Unable to Mourn the Other


    Two thousand refugees drowned in the Mediterranean last week; briefly noted, easily forgotten. Their deaths are hardly mentioned if at all by candidates and the silence of faith leaders speaks volumes. Apparently these are “the others.”

        David Miliband, CEO of the International Rescue Committee, provides context: two different desperate refugee streams are fleeing violence: one stream from Syria, Lebanon and Iraq trying to cross to Greece. Another fleeing from countries like Egypt, Somalia, Libya and Ethiopia on a longer journey trying to reach Sicily. Refugees who survive the sea passage say they did not understand in advance the terrible danger of turbulent seas, their flimsy inflated raft, and possible death.  But they say “If we don’t go we will die here.”  An interfaith fellowship of dieing?
There’s a profound analogy here to rich nation failures to see the mortal danger of letting growing domestic and global inequality go unaddressed. The dots can be connected from inequality to desperate acts and more warfare. The Organization for Economic Cooperation and Development (OECD) reports income inequality now is at its highest level in half a century

“The average income of the richest 10% of the population is about nine times that of the poorest 10% across the OECD, up from seven times 25 years ago.”

        Perhaps the end of the long Primary Elections season will make it possible for people to see what is really at stake in their political decisions including, the refugees experts tell us, those  who may die in coming weeks.

        It is a colossal disaster and there is such silence in the faith communities, to say nothing of the candidates.

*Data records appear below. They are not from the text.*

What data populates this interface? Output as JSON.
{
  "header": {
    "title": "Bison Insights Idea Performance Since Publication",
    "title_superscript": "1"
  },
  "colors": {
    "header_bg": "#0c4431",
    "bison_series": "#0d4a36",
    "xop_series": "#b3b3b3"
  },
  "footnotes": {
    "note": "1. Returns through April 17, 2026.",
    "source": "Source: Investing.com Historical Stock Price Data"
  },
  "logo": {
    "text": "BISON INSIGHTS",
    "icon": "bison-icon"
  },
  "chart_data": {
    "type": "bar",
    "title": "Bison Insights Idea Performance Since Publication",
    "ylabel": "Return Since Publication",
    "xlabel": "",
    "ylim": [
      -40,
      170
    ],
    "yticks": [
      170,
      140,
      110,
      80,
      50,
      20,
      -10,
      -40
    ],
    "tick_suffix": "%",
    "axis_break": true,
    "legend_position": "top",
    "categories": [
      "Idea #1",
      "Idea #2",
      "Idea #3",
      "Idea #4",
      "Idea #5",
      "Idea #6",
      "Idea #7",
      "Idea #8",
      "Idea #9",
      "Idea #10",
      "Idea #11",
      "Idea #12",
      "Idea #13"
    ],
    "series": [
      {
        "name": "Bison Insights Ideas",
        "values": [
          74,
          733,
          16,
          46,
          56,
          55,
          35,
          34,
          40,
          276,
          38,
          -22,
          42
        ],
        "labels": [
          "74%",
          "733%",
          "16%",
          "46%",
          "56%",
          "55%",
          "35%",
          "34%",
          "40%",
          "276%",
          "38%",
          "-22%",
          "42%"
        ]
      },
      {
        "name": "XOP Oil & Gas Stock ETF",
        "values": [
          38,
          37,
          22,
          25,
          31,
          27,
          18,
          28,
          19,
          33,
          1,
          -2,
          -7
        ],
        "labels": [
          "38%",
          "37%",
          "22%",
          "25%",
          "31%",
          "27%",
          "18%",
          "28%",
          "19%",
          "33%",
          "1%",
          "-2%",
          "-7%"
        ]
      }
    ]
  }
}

It suggests that the inability to stop and mourn is the real death knell of civilization because it is the end of a moral common thread.  Consumed by self-absorption, the policy debates fail if “the others” can be so easily dis-remembered.    Not even a Bach chorale can express the sorrow of boatloads of hundreds of drowning children, men and women because they are “the others.” The Christian tradition Bach expressed easily lapses into a liturgy that helps people mourn for Jesus and themselves, but not for “the others.” The dangerous quicksand of Jewish tribalism likewise subjects “others” to subsidiarity to a chosen people. 


       Of course we will not mourn unless the others become our brothers and sisters, our children.  The ancient texts require a new song, a new chorale, that defines an inclusive and whole global family in moral terms, that compels action and elects governments that will enact it.